Katzovicz wondered if lawyers would now decide what ends up in the notes to financial statements, nimbly sidestepping the legal definition. “If we get rid of low-level, not valuable disclosures, that’s fine,” added Joe Carcello of the University of Tennessee. “If they are valuable disclosures, that would be a bad thing. To make this change without thinking about that is fraught with risk.”
While the IAC appeared unclear on exactly how critical this change would be, not one member who spoke up at the meeting was satisfied with the FASB proposal or the Chief Accountant’s defense of it. “When you change the broad terms of the definition of materiality, you’re potentially making a large change, whether you think you’ve got it right or not,” said Damon Silvers at the meeting. “The feeling of this body is that more disclosure is better than less in general. The clear drift of this is in the other direction.”
The Chief Accountant absolutely has the ability to shut this down, said former Chief Accountant Lynn Turner, who in 1999 put out his own staff bulletin on materiality, backing up the original FASB standard. “If the FASB proposal would change in any manner the longstanding guidance put out by the SEC, unequivocally the Chief Accounting Office should say no, you can’t do it.” So if Schnurr does nothing, he would absolutely be abetting this.

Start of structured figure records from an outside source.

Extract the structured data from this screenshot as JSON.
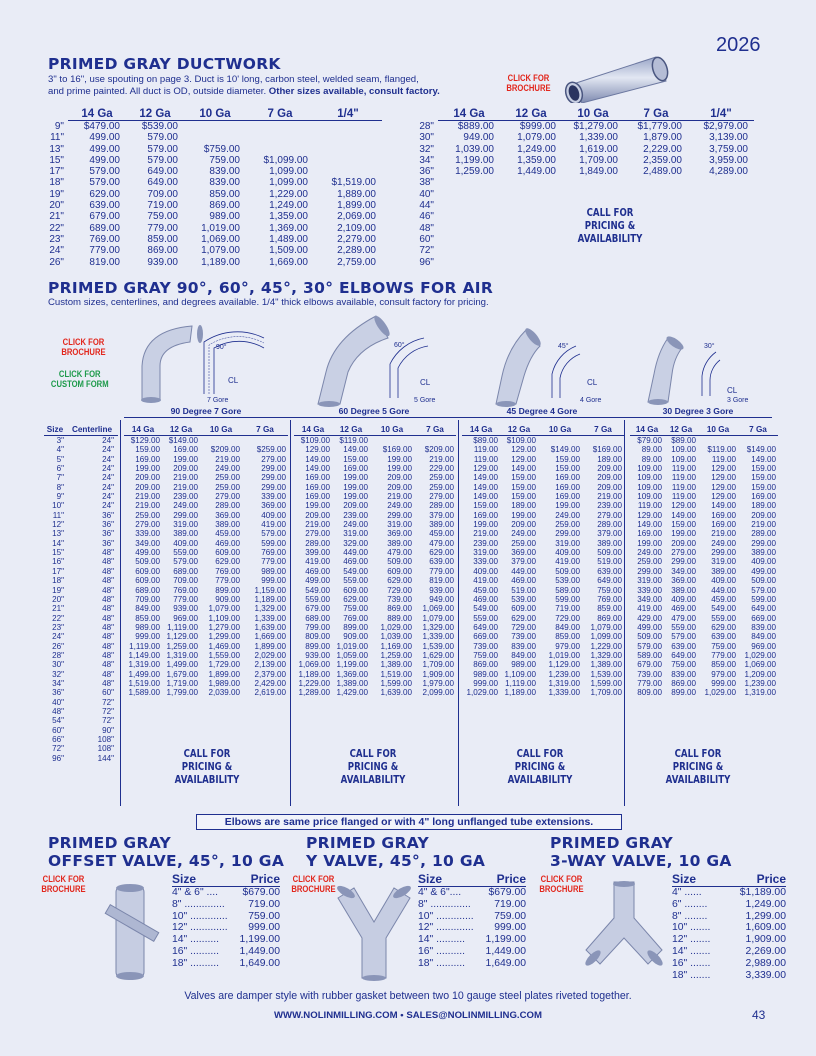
{
  "page": {
    "year": "2026",
    "page_number": "43",
    "footer": "WWW.NOLINMILLING.COM • SALES@NOLINMILLING.COM"
  },
  "ductwork": {
    "title": "PRIMED GRAY DUCTWORK",
    "desc1": "3\" to 16\", use spouting on page 3. Duct is 10' long, carbon steel, welded seam, flanged,",
    "desc2": "and prime painted. All duct is OD, outside diameter. ",
    "desc2_bold": "Other sizes available, consult factory.",
    "click1": "CLICK FOR",
    "click2": "BROCHURE",
    "headers": [
      "14 Ga",
      "12 Ga",
      "10 Ga",
      "7 Ga",
      "1/4\""
    ],
    "left_rows": [
      [
        "9\"",
        "$479.00",
        "$539.00",
        "",
        "",
        ""
      ],
      [
        "11\"",
        "499.00",
        "579.00",
        "",
        "",
        ""
      ],
      [
        "13\"",
        "499.00",
        "579.00",
        "$759.00",
        "",
        ""
      ],
      [
        "15\"",
        "499.00",
        "579.00",
        "759.00",
        "$1,099.00",
        ""
      ],
      [
        "17\"",
        "579.00",
        "649.00",
        "839.00",
        "1,099.00",
        ""
      ],
      [
        "18\"",
        "579.00",
        "649.00",
        "839.00",
        "1,099.00",
        "$1,519.00"
      ],
      [
        "19\"",
        "629.00",
        "709.00",
        "859.00",
        "1,229.00",
        "1,889.00"
      ],
      [
        "20\"",
        "639.00",
        "719.00",
        "869.00",
        "1,249.00",
        "1,899.00"
      ],
      [
        "21\"",
        "679.00",
        "759.00",
        "989.00",
        "1,359.00",
        "2,069.00"
      ],
      [
        "22\"",
        "689.00",
        "779.00",
        "1,019.00",
        "1,369.00",
        "2,109.00"
      ],
      [
        "23\"",
        "769.00",
        "859.00",
        "1,069.00",
        "1,489.00",
        "2,279.00"
      ],
      [
        "24\"",
        "779.00",
        "869.00",
        "1,079.00",
        "1,509.00",
        "2,289.00"
      ],
      [
        "26\"",
        "819.00",
        "939.00",
        "1,189.00",
        "1,669.00",
        "2,759.00"
      ]
    ],
    "right_rows": [
      [
        "28\"",
        "$889.00",
        "$999.00",
        "$1,279.00",
        "$1,779.00",
        "$2,979.00"
      ],
      [
        "30\"",
        "949.00",
        "1,079.00",
        "1,339.00",
        "1,879.00",
        "3,139.00"
      ],
      [
        "32\"",
        "1,039.00",
        "1,249.00",
        "1,619.00",
        "2,229.00",
        "3,759.00"
      ],
      [
        "34\"",
        "1,199.00",
        "1,359.00",
        "1,709.00",
        "2,359.00",
        "3,959.00"
      ],
      [
        "36\"",
        "1,259.00",
        "1,449.00",
        "1,849.00",
        "2,489.00",
        "4,289.00"
      ],
      [
        "38\"",
        "",
        "",
        "",
        "",
        ""
      ],
      [
        "40\"",
        "",
        "",
        "",
        "",
        ""
      ],
      [
        "44\"",
        "",
        "",
        "",
        "",
        ""
      ],
      [
        "46\"",
        "",
        "",
        "",
        "",
        ""
      ],
      [
        "48\"",
        "",
        "",
        "",
        "",
        ""
      ],
      [
        "60\"",
        "",
        "",
        "",
        "",
        ""
      ],
      [
        "72\"",
        "",
        "",
        "",
        "",
        ""
      ],
      [
        "96\"",
        "",
        "",
        "",
        "",
        ""
      ]
    ],
    "call1": "CALL FOR",
    "call2": "PRICING &",
    "call3": "AVAILABILITY"
  },
  "elbows": {
    "title": "PRIMED GRAY  90°, 60°, 45°, 30° ELBOWS FOR AIR",
    "desc": "Custom sizes, centerlines, and degrees available. 1/4\" thick elbows available, consult factory for pricing.",
    "click1": "CLICK FOR",
    "click2": "BROCHURE",
    "click3": "CLICK FOR",
    "click4": "CUSTOM FORM",
    "diagrams": [
      {
        "deg": "90°",
        "cl": "CL",
        "gore": "7 Gore",
        "group": "90 Degree 7 Gore"
      },
      {
        "deg": "60°",
        "cl": "CL",
        "gore": "5 Gore",
        "group": "60 Degree 5 Gore"
      },
      {
        "deg": "45°",
        "cl": "CL",
        "gore": "4 Gore",
        "group": "45 Degree 4 Gore"
      },
      {
        "deg": "30°",
        "cl": "CL",
        "gore": "3 Gore",
        "group": "30 Degree 3 Gore"
      }
    ],
    "size_header": "Size",
    "cl_header": "Centerline",
    "ga_headers": [
      "14 Ga",
      "12 Ga",
      "10 Ga",
      "7 Ga"
    ],
    "sizes": [
      [
        "3\"",
        "24\""
      ],
      [
        "4\"",
        "24\""
      ],
      [
        "5\"",
        "24\""
      ],
      [
        "6\"",
        "24\""
      ],
      [
        "7\"",
        "24\""
      ],
      [
        "8\"",
        "24\""
      ],
      [
        "9\"",
        "24\""
      ],
      [
        "10\"",
        "24\""
      ],
      [
        "11\"",
        "36\""
      ],
      [
        "12\"",
        "36\""
      ],
      [
        "13\"",
        "36\""
      ],
      [
        "14\"",
        "36\""
      ],
      [
        "15\"",
        "48\""
      ],
      [
        "16\"",
        "48\""
      ],
      [
        "17\"",
        "48\""
      ],
      [
        "18\"",
        "48\""
      ],
      [
        "19\"",
        "48\""
      ],
      [
        "20\"",
        "48\""
      ],
      [
        "21\"",
        "48\""
      ],
      [
        "22\"",
        "48\""
      ],
      [
        "23\"",
        "48\""
      ],
      [
        "24\"",
        "48\""
      ],
      [
        "26\"",
        "48\""
      ],
      [
        "28\"",
        "48\""
      ],
      [
        "30\"",
        "48\""
      ],
      [
        "32\"",
        "48\""
      ],
      [
        "34\"",
        "48\""
      ],
      [
        "36\"",
        "60\""
      ],
      [
        "40\"",
        "72\""
      ],
      [
        "48\"",
        "72\""
      ],
      [
        "54\"",
        "72\""
      ],
      [
        "60\"",
        "90\""
      ],
      [
        "66\"",
        "108\""
      ],
      [
        "72\"",
        "108\""
      ],
      [
        "96\"",
        "144\""
      ]
    ],
    "g90": [
      [
        "$129.00",
        "$149.00",
        "",
        ""
      ],
      [
        "159.00",
        "169.00",
        "$209.00",
        "$259.00"
      ],
      [
        "169.00",
        "199.00",
        "219.00",
        "279.00"
      ],
      [
        "199.00",
        "209.00",
        "249.00",
        "299.00"
      ],
      [
        "209.00",
        "219.00",
        "259.00",
        "299.00"
      ],
      [
        "209.00",
        "219.00",
        "259.00",
        "299.00"
      ],
      [
        "219.00",
        "239.00",
        "279.00",
        "339.00"
      ],
      [
        "219.00",
        "249.00",
        "289.00",
        "369.00"
      ],
      [
        "259.00",
        "299.00",
        "369.00",
        "409.00"
      ],
      [
        "279.00",
        "319.00",
        "389.00",
        "419.00"
      ],
      [
        "339.00",
        "389.00",
        "459.00",
        "579.00"
      ],
      [
        "349.00",
        "409.00",
        "469.00",
        "599.00"
      ],
      [
        "499.00",
        "559.00",
        "609.00",
        "769.00"
      ],
      [
        "509.00",
        "579.00",
        "629.00",
        "779.00"
      ],
      [
        "609.00",
        "689.00",
        "769.00",
        "989.00"
      ],
      [
        "609.00",
        "709.00",
        "779.00",
        "999.00"
      ],
      [
        "689.00",
        "769.00",
        "899.00",
        "1,159.00"
      ],
      [
        "709.00",
        "779.00",
        "909.00",
        "1,189.00"
      ],
      [
        "849.00",
        "939.00",
        "1,079.00",
        "1,329.00"
      ],
      [
        "859.00",
        "969.00",
        "1,109.00",
        "1,339.00"
      ],
      [
        "989.00",
        "1,119.00",
        "1,279.00",
        "1,639.00"
      ],
      [
        "999.00",
        "1,129.00",
        "1,299.00",
        "1,669.00"
      ],
      [
        "1,119.00",
        "1,259.00",
        "1,469.00",
        "1,899.00"
      ],
      [
        "1,149.00",
        "1,319.00",
        "1,559.00",
        "2,029.00"
      ],
      [
        "1,319.00",
        "1,499.00",
        "1,729.00",
        "2,139.00"
      ],
      [
        "1,499.00",
        "1,679.00",
        "1,899.00",
        "2,379.00"
      ],
      [
        "1,519.00",
        "1,719.00",
        "1,989.00",
        "2,429.00"
      ],
      [
        "1,589.00",
        "1,799.00",
        "2,039.00",
        "2,619.00"
      ]
    ],
    "g60": [
      [
        "$109.00",
        "$119.00",
        "",
        ""
      ],
      [
        "129.00",
        "149.00",
        "$169.00",
        "$209.00"
      ],
      [
        "149.00",
        "159.00",
        "199.00",
        "219.00"
      ],
      [
        "149.00",
        "169.00",
        "199.00",
        "229.00"
      ],
      [
        "169.00",
        "199.00",
        "209.00",
        "259.00"
      ],
      [
        "169.00",
        "199.00",
        "209.00",
        "259.00"
      ],
      [
        "169.00",
        "199.00",
        "219.00",
        "279.00"
      ],
      [
        "199.00",
        "209.00",
        "249.00",
        "289.00"
      ],
      [
        "209.00",
        "239.00",
        "299.00",
        "379.00"
      ],
      [
        "219.00",
        "249.00",
        "319.00",
        "389.00"
      ],
      [
        "279.00",
        "319.00",
        "369.00",
        "459.00"
      ],
      [
        "289.00",
        "329.00",
        "389.00",
        "479.00"
      ],
      [
        "399.00",
        "449.00",
        "479.00",
        "629.00"
      ],
      [
        "419.00",
        "469.00",
        "509.00",
        "639.00"
      ],
      [
        "469.00",
        "549.00",
        "609.00",
        "779.00"
      ],
      [
        "499.00",
        "559.00",
        "629.00",
        "819.00"
      ],
      [
        "549.00",
        "609.00",
        "729.00",
        "939.00"
      ],
      [
        "559.00",
        "629.00",
        "739.00",
        "949.00"
      ],
      [
        "679.00",
        "759.00",
        "869.00",
        "1,069.00"
      ],
      [
        "689.00",
        "769.00",
        "889.00",
        "1,079.00"
      ],
      [
        "799.00",
        "899.00",
        "1,029.00",
        "1,329.00"
      ],
      [
        "809.00",
        "909.00",
        "1,039.00",
        "1,339.00"
      ],
      [
        "899.00",
        "1,019.00",
        "1,169.00",
        "1,539.00"
      ],
      [
        "939.00",
        "1,059.00",
        "1,259.00",
        "1,629.00"
      ],
      [
        "1,069.00",
        "1,199.00",
        "1,389.00",
        "1,709.00"
      ],
      [
        "1,189.00",
        "1,369.00",
        "1,519.00",
        "1,909.00"
      ],
      [
        "1,229.00",
        "1,389.00",
        "1,599.00",
        "1,979.00"
      ],
      [
        "1,289.00",
        "1,429.00",
        "1,639.00",
        "2,099.00"
      ]
    ],
    "g45": [
      [
        "$89.00",
        "$109.00",
        "",
        ""
      ],
      [
        "119.00",
        "129.00",
        "$149.00",
        "$169.00"
      ],
      [
        "119.00",
        "129.00",
        "159.00",
        "189.00"
      ],
      [
        "129.00",
        "149.00",
        "159.00",
        "209.00"
      ],
      [
        "149.00",
        "159.00",
        "169.00",
        "209.00"
      ],
      [
        "149.00",
        "159.00",
        "169.00",
        "209.00"
      ],
      [
        "149.00",
        "159.00",
        "169.00",
        "219.00"
      ],
      [
        "159.00",
        "189.00",
        "199.00",
        "239.00"
      ],
      [
        "169.00",
        "199.00",
        "249.00",
        "279.00"
      ],
      [
        "199.00",
        "209.00",
        "259.00",
        "289.00"
      ],
      [
        "219.00",
        "249.00",
        "299.00",
        "379.00"
      ],
      [
        "239.00",
        "259.00",
        "319.00",
        "389.00"
      ],
      [
        "319.00",
        "369.00",
        "409.00",
        "509.00"
      ],
      [
        "339.00",
        "379.00",
        "419.00",
        "519.00"
      ],
      [
        "409.00",
        "449.00",
        "509.00",
        "639.00"
      ],
      [
        "419.00",
        "469.00",
        "539.00",
        "649.00"
      ],
      [
        "459.00",
        "519.00",
        "589.00",
        "759.00"
      ],
      [
        "469.00",
        "539.00",
        "599.00",
        "769.00"
      ],
      [
        "549.00",
        "609.00",
        "719.00",
        "859.00"
      ],
      [
        "559.00",
        "629.00",
        "729.00",
        "869.00"
      ],
      [
        "649.00",
        "729.00",
        "849.00",
        "1,079.00"
      ],
      [
        "669.00",
        "739.00",
        "859.00",
        "1,099.00"
      ],
      [
        "739.00",
        "839.00",
        "979.00",
        "1,229.00"
      ],
      [
        "759.00",
        "849.00",
        "1,019.00",
        "1,329.00"
      ],
      [
        "869.00",
        "989.00",
        "1,129.00",
        "1,389.00"
      ],
      [
        "989.00",
        "1,109.00",
        "1,239.00",
        "1,539.00"
      ],
      [
        "999.00",
        "1,119.00",
        "1,319.00",
        "1,599.00"
      ],
      [
        "1,029.00",
        "1,189.00",
        "1,339.00",
        "1,709.00"
      ]
    ],
    "g30": [
      [
        "$79.00",
        "$89.00",
        "",
        ""
      ],
      [
        "89.00",
        "109.00",
        "$119.00",
        "$149.00"
      ],
      [
        "89.00",
        "109.00",
        "119.00",
        "149.00"
      ],
      [
        "109.00",
        "119.00",
        "129.00",
        "159.00"
      ],
      [
        "109.00",
        "119.00",
        "129.00",
        "159.00"
      ],
      [
        "109.00",
        "119.00",
        "129.00",
        "159.00"
      ],
      [
        "109.00",
        "119.00",
        "129.00",
        "169.00"
      ],
      [
        "119.00",
        "129.00",
        "149.00",
        "189.00"
      ],
      [
        "129.00",
        "149.00",
        "169.00",
        "209.00"
      ],
      [
        "149.00",
        "159.00",
        "169.00",
        "219.00"
      ],
      [
        "169.00",
        "199.00",
        "219.00",
        "289.00"
      ],
      [
        "199.00",
        "209.00",
        "249.00",
        "299.00"
      ],
      [
        "249.00",
        "279.00",
        "299.00",
        "389.00"
      ],
      [
        "259.00",
        "299.00",
        "319.00",
        "409.00"
      ],
      [
        "299.00",
        "349.00",
        "389.00",
        "499.00"
      ],
      [
        "319.00",
        "369.00",
        "409.00",
        "509.00"
      ],
      [
        "339.00",
        "389.00",
        "449.00",
        "579.00"
      ],
      [
        "349.00",
        "409.00",
        "459.00",
        "599.00"
      ],
      [
        "419.00",
        "469.00",
        "549.00",
        "649.00"
      ],
      [
        "429.00",
        "479.00",
        "559.00",
        "669.00"
      ],
      [
        "499.00",
        "559.00",
        "629.00",
        "839.00"
      ],
      [
        "509.00",
        "579.00",
        "639.00",
        "849.00"
      ],
      [
        "579.00",
        "639.00",
        "759.00",
        "969.00"
      ],
      [
        "589.00",
        "649.00",
        "779.00",
        "1,029.00"
      ],
      [
        "679.00",
        "759.00",
        "859.00",
        "1,069.00"
      ],
      [
        "739.00",
        "839.00",
        "979.00",
        "1,209.00"
      ],
      [
        "779.00",
        "869.00",
        "999.00",
        "1,239.00"
      ],
      [
        "809.00",
        "899.00",
        "1,029.00",
        "1,319.00"
      ]
    ],
    "call1": "CALL FOR",
    "call2": "PRICING &",
    "call3": "AVAILABILITY",
    "note": "Elbows are same price flanged or with 4\" long unflanged tube extensions."
  },
  "valves": {
    "click1": "CLICK FOR",
    "click2": "BROCHURE",
    "size_header": "Size",
    "price_header": "Price",
    "items": [
      {
        "title1": "PRIMED GRAY",
        "title2": "OFFSET VALVE, 45°, 10 GA",
        "rows": [
          [
            "4\" & 6\" ....",
            "$679.00"
          ],
          [
            "8\" ..............",
            "719.00"
          ],
          [
            "10\" .............",
            "759.00"
          ],
          [
            "12\" .............",
            "999.00"
          ],
          [
            "14\" ..........",
            "1,199.00"
          ],
          [
            "16\" ..........",
            "1,449.00"
          ],
          [
            "18\" ..........",
            "1,649.00"
          ]
        ]
      },
      {
        "title1": "PRIMED GRAY",
        "title2": "Y VALVE, 45°, 10 GA",
        "rows": [
          [
            "4\" & 6\"....",
            "$679.00"
          ],
          [
            "8\" ..............",
            "719.00"
          ],
          [
            "10\" .............",
            "759.00"
          ],
          [
            "12\" .............",
            "999.00"
          ],
          [
            "14\" ..........",
            "1,199.00"
          ],
          [
            "16\" ..........",
            "1,449.00"
          ],
          [
            "18\" ..........",
            "1,649.00"
          ]
        ]
      },
      {
        "title1": "PRIMED GRAY",
        "title2": "3-WAY VALVE, 10 GA",
        "rows": [
          [
            "4\" ......",
            "$1,189.00"
          ],
          [
            "6\" ........",
            "1,249.00"
          ],
          [
            "8\" ........",
            "1,299.00"
          ],
          [
            "10\" .......",
            "1,609.00"
          ],
          [
            "12\" .......",
            "1,909.00"
          ],
          [
            "14\" .......",
            "2,269.00"
          ],
          [
            "16\" .......",
            "2,989.00"
          ],
          [
            "18\" .......",
            "3,339.00"
          ]
        ]
      }
    ],
    "note": "Valves are damper style with rubber gasket between two 10 gauge steel plates riveted together."
  }
}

Which leads us to the question of who’s driving this change. We know the FASB disclosure framework has been driven by corporations. We know Schnurr, who has never worked on behalf of investors, appears more concerned with softening up the rules for industry. And we know that Schnurr is personally very close to John White, Mary Jo White’s husband and a corporate lawyer with Cravath.

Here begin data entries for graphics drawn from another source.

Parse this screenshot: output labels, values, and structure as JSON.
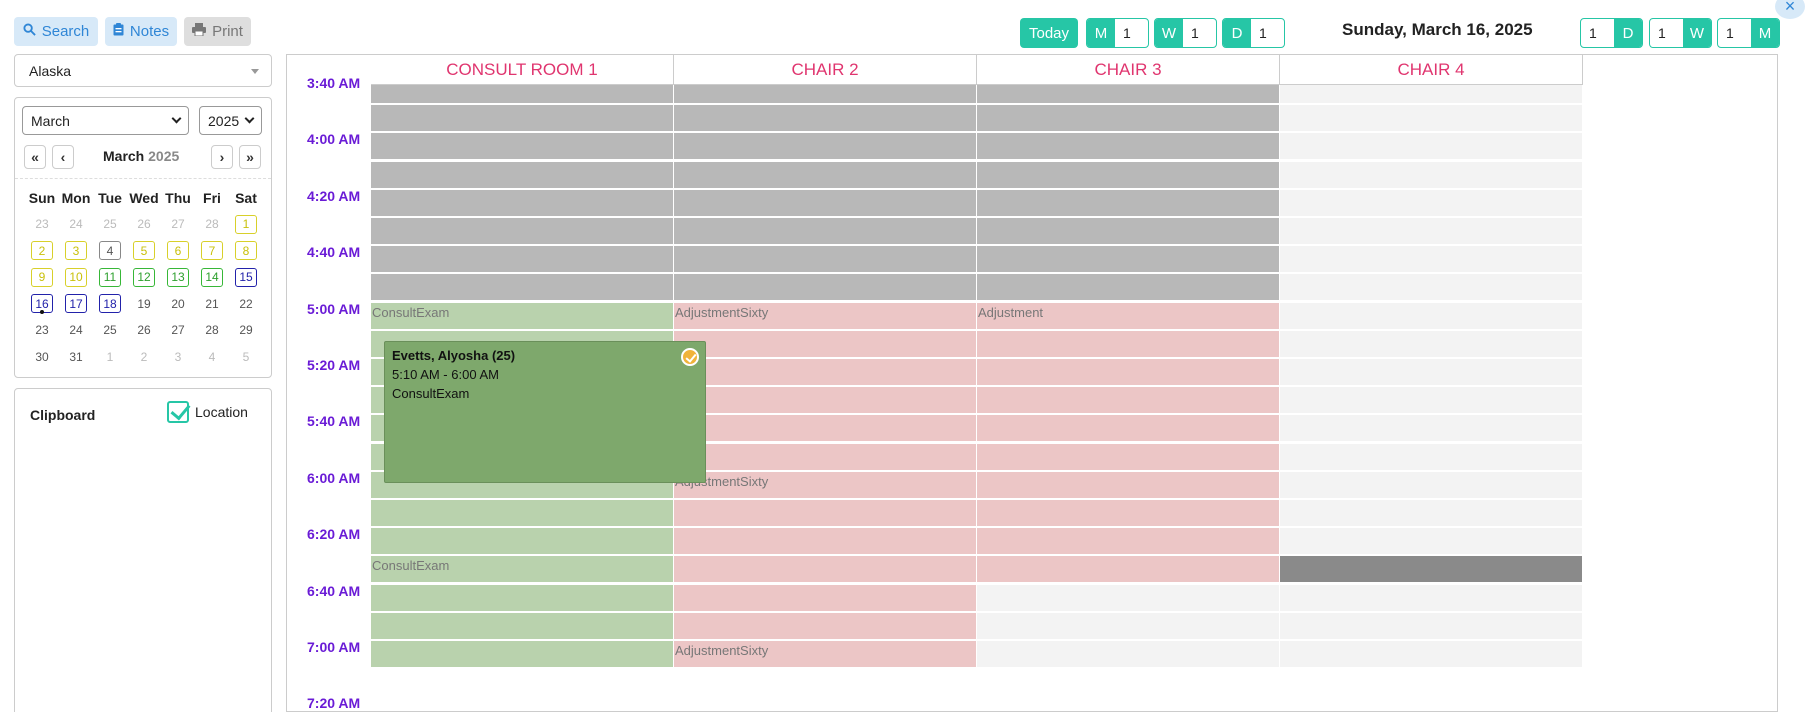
{
  "toolbar": {
    "search_label": "Search",
    "notes_label": "Notes",
    "print_label": "Print",
    "today_label": "Today",
    "steppers_left": [
      {
        "label": "M",
        "value": "1"
      },
      {
        "label": "W",
        "value": "1"
      },
      {
        "label": "D",
        "value": "1"
      }
    ],
    "steppers_right": [
      {
        "label": "D",
        "value": "1"
      },
      {
        "label": "W",
        "value": "1"
      },
      {
        "label": "M",
        "value": "1"
      }
    ],
    "date_title": "Sunday, March 16, 2025",
    "close_label": "×"
  },
  "sidebar": {
    "location": "Alaska",
    "calendar": {
      "month_select": "March",
      "year_select": "2025",
      "title_month": "March",
      "title_year": "2025",
      "nav": {
        "prev_year": "«",
        "prev": "‹",
        "next": "›",
        "next_year": "»"
      },
      "dow": [
        "Sun",
        "Mon",
        "Tue",
        "Wed",
        "Thu",
        "Fri",
        "Sat"
      ],
      "days": [
        {
          "d": "23",
          "s": "out"
        },
        {
          "d": "24",
          "s": "out"
        },
        {
          "d": "25",
          "s": "out"
        },
        {
          "d": "26",
          "s": "out"
        },
        {
          "d": "27",
          "s": "out"
        },
        {
          "d": "28",
          "s": "out"
        },
        {
          "d": "1",
          "s": "yellow"
        },
        {
          "d": "2",
          "s": "yellow"
        },
        {
          "d": "3",
          "s": "yellow"
        },
        {
          "d": "4",
          "s": "grey"
        },
        {
          "d": "5",
          "s": "yellow"
        },
        {
          "d": "6",
          "s": "yellow"
        },
        {
          "d": "7",
          "s": "yellow"
        },
        {
          "d": "8",
          "s": "yellow"
        },
        {
          "d": "9",
          "s": "yellow"
        },
        {
          "d": "10",
          "s": "yellow"
        },
        {
          "d": "11",
          "s": "green"
        },
        {
          "d": "12",
          "s": "green"
        },
        {
          "d": "13",
          "s": "green"
        },
        {
          "d": "14",
          "s": "green"
        },
        {
          "d": "15",
          "s": "blue"
        },
        {
          "d": "16",
          "s": "blue today"
        },
        {
          "d": "17",
          "s": "blue"
        },
        {
          "d": "18",
          "s": "blue"
        },
        {
          "d": "19",
          "s": "plain"
        },
        {
          "d": "20",
          "s": "plain"
        },
        {
          "d": "21",
          "s": "plain"
        },
        {
          "d": "22",
          "s": "plain"
        },
        {
          "d": "23",
          "s": "plain"
        },
        {
          "d": "24",
          "s": "plain"
        },
        {
          "d": "25",
          "s": "plain"
        },
        {
          "d": "26",
          "s": "plain"
        },
        {
          "d": "27",
          "s": "plain"
        },
        {
          "d": "28",
          "s": "plain"
        },
        {
          "d": "29",
          "s": "plain"
        },
        {
          "d": "30",
          "s": "plain"
        },
        {
          "d": "31",
          "s": "plain"
        },
        {
          "d": "1",
          "s": "out"
        },
        {
          "d": "2",
          "s": "out"
        },
        {
          "d": "3",
          "s": "out"
        },
        {
          "d": "4",
          "s": "out"
        },
        {
          "d": "5",
          "s": "out"
        }
      ]
    },
    "clipboard": {
      "title": "Clipboard",
      "location_label": "Location",
      "location_checked": true
    }
  },
  "scheduler": {
    "columns": [
      "CONSULT ROOM 1",
      "CHAIR 2",
      "CHAIR 3",
      "CHAIR 4"
    ],
    "time_labels": [
      "3:40 AM",
      "4:00 AM",
      "4:20 AM",
      "4:40 AM",
      "5:00 AM",
      "5:20 AM",
      "5:40 AM",
      "6:00 AM",
      "6:20 AM",
      "6:40 AM",
      "7:00 AM",
      "7:20 AM"
    ],
    "slot_labels": [
      {
        "col": 0,
        "row": 8,
        "text": "ConsultExam"
      },
      {
        "col": 1,
        "row": 8,
        "text": "AdjustmentSixty"
      },
      {
        "col": 2,
        "row": 8,
        "text": "Adjustment"
      },
      {
        "col": 1,
        "row": 14,
        "text": "AdjustmentSixty"
      },
      {
        "col": 0,
        "row": 17,
        "text": "ConsultExam"
      },
      {
        "col": 1,
        "row": 20,
        "text": "AdjustmentSixty"
      }
    ],
    "appointment": {
      "patient": "Evetts, Alyosha (25)",
      "time": "5:10 AM - 6:00 AM",
      "type": "ConsultExam",
      "confirmed": true
    }
  }
}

White is on the Standing Advisory Group of the Public Company Accounting Oversight Board (PCAOB), and was recently part of the advisory group for FASB. He was the previous head of the division of Corporation Finance in the laissez-faire Christopher Cox days. The current head of CorpFin, Keith Higgins, used to work for John White there, and he’s been focused during his tenure on “improving” disclosure.
John White has been accused of spearheading the effort to undermine and kick out Jim Doty, the head of the PCAOB, who has strived to police auditors. Progressive organizations have asked Mary Jo White to recuse herself from choosing the next PCAOB chair, because of the conflict of interest with her husband. Jim Schnurr, meanwhile, has described Doty as “too focused on its disclosure efforts and not enough on enacting rules to govern the nuts and bolts of conducting audits.”
Mary Jo White herself has talked about “reforming” disclosure for years, citing an “information overload” in financial statements. The day after FASB’s proposal, the SEC put out a request for comment to review Regulation S-X, which governs disclosures. And all of White’s top advisors on commission staff come from a business background. “Can you name any person at the SEC motivated by the desire to advocate for investors?” Barbara Roper asked.
Put this together and you have FASB, the Chief Accounting Office, the division of Corporation Finance, CEOs, auditors, lawyers and even the SEC Chair all moving in the same direction – to reduce disclosure. And the materiality threshold represents their opportunity. If this were vetted by people with serious credibility, who had investor protection at the forefront of their efforts, that’s one thing. But for this proposal to bubble up from committees and individuals with clear ties to big business makes it look suspiciously like Mary Jo White and her minions want to undermine the SEC from within.
Schnurr left it at the IAC meeting that they would “take into account” the committee’s comments as they work with FASB. “He didn’t appear to be persuaded by our arguments,” Barbara Roper said. The public comment period for the FASB proposal lasts until December 8, so anyone who wants to see corporate disclosures maintain their integrity can submit their remarks.
“This is a very significant issue,” said Lynn Turner. “It runs to the heart of the credibility of financial statements.”